Рекрутик вдруг поднял над огнем свою маленькую голову в красной шапочке, с минуту пристально посмотрел на Максимова и на меня, потом быстро опустил ее и закутался шинелью.
— Вишь, смерть-то недаром к нему поутру приходила, как я будил его в парке, — сказал Антонов.
— Пустое! — сказал Жданов, поворачивая тлеющий пень, — и все замолчали.
Среди общей тишины сзади нас послышался выстрел в лагере. Барабанщики у нас приняли его и заиграли зорю. Когда затихла последняя дробь, Жданов первый встал и снял шапку. Мы все последовали его примеру.
Среди глубокой тишины ночи раздался стройный хор мужественных голосов:
— «Отче наш, иже оси на небесех! да святится имя твое; да приидет царствие твое; да будет воля твоя, яко на небеси и на земли; хлеб наш насущный даждь нам днесь; и остави нам долги наша, якоже и мы оставляем должникам нашим; и не введи нас во искушение, но избави нас от лукаваго».
— Так-то у нас в сорок пятом году солдатик один в это место контужен был, — сказал Антонов, когда мы надели шапки и сели опять около огня, — так мы его два дня на орудии возили… помнишь Шевченку, Жданов?.. да так и оставили там под деревом.
В это время пехотный солдат, с огромными бакенбардами и усами, с ружьем и сумкой подошел к нашему костру.
— Позвольте, землячки, огоньку, закурить трубочку, — сказал он.
— Что ж, закуривайте: огню достаточно, — заметил Чикин.
— Это, верно, про Дарги, земляк, сказываете? — обратился пехотный к Антонову.
— Про сорок пятый год, про Дарги, — ответил Антонов.
Пехотный покачал головой, зажмурился и присел около нас на корточки.
— Да уж было там всего, — заметил он.
— Отчего ж бросили? — спросил я Антонова.
— От живота крепко мучился. Как стоим, бывало, ничего, а как тронемся, то криком кричит. Богом просил, чтоб оставили, да все жалко было. Ну, а как он стал нас уж крепко донимать, трех людей у нас убил в орудии, офицера убил, да и от батареи своей отбились мы как-то. Беда! совсем не думали орудия увезти. Грязь же была.

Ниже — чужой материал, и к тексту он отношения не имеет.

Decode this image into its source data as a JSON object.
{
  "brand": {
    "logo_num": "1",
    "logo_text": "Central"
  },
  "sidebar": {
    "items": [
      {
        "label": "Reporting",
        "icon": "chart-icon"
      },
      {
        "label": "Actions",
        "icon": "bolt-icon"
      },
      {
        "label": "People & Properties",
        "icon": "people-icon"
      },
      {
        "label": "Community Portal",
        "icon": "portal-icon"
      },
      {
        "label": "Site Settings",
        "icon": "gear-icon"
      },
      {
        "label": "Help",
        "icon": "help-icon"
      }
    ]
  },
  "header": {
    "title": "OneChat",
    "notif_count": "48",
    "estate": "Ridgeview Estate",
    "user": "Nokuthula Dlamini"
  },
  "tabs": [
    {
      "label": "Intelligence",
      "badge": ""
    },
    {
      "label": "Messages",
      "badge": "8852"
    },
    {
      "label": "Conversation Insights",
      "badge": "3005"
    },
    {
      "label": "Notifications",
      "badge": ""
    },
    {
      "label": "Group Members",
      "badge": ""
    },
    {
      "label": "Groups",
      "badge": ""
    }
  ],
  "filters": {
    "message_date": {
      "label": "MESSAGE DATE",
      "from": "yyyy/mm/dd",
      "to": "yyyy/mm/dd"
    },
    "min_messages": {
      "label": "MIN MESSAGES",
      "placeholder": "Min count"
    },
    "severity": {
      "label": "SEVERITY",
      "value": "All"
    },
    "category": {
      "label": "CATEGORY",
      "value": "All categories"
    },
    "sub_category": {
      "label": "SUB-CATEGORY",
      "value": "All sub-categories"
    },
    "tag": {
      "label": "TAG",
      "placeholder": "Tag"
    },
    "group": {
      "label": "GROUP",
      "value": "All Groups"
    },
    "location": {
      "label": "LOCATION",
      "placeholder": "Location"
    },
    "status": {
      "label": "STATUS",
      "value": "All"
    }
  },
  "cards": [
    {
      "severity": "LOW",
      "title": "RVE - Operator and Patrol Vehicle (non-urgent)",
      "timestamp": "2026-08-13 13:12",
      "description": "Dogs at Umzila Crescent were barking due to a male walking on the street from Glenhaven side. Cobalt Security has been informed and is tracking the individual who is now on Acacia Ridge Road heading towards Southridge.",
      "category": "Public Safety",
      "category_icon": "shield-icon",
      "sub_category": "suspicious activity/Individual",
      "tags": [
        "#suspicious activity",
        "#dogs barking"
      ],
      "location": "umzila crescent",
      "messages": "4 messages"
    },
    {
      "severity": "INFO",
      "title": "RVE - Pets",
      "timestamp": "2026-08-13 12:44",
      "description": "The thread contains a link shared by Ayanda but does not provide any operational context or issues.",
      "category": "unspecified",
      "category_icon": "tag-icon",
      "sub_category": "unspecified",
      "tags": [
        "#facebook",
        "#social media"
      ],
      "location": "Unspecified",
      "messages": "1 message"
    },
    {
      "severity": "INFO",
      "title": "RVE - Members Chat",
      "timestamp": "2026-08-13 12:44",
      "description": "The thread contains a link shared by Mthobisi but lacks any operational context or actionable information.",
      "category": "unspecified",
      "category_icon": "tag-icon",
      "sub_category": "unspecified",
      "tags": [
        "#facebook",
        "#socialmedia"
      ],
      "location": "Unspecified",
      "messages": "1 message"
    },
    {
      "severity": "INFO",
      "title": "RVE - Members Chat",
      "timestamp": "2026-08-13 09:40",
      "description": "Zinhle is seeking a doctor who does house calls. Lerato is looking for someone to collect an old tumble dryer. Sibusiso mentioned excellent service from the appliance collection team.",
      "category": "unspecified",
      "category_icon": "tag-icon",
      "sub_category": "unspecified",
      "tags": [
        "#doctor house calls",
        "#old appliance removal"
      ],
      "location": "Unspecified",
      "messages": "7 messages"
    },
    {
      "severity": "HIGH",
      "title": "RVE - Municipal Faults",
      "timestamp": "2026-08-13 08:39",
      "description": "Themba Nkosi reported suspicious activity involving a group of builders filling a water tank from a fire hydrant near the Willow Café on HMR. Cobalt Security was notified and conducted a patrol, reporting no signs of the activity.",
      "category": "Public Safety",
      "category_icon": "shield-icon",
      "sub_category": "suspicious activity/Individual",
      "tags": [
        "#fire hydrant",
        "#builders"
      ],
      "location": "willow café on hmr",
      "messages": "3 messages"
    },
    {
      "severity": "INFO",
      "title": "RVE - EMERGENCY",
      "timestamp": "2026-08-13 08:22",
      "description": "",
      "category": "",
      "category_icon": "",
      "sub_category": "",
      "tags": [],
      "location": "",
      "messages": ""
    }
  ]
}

— Пуще всего, что под Индейской горой* грязно было, — заметил какой-то солдат.
— Да, вот там-то ему пуще хуже стало. Подумали мы с Аношенкой, — старый фирверкин был, — что ж в самом деле, живому ему не быть, а богом просит — оставим, мол, его здесь. Так и порешили. Древо росла там ветлеватая такая. Взяли мы сухариков моченых ему положили — у Жданова были, — прислонили его к древу к этому, надели на него рубаху чистую, простились как следует, да так и оставили.
— Ничего солдат был, — заметил Жданов.
— И что с ним сталось, бог его знает, — продолжал Антонов. — Много там всякого нашего брата осталось.
— В Даргах-то? — сказал пехотный, вставая и расковыривая трубку и снова зажмурившись и покачивая головой, — уж было там всего.
И он отошел от нас.
— А что, много еще у нас в батарее солдат, которые в Дарго были?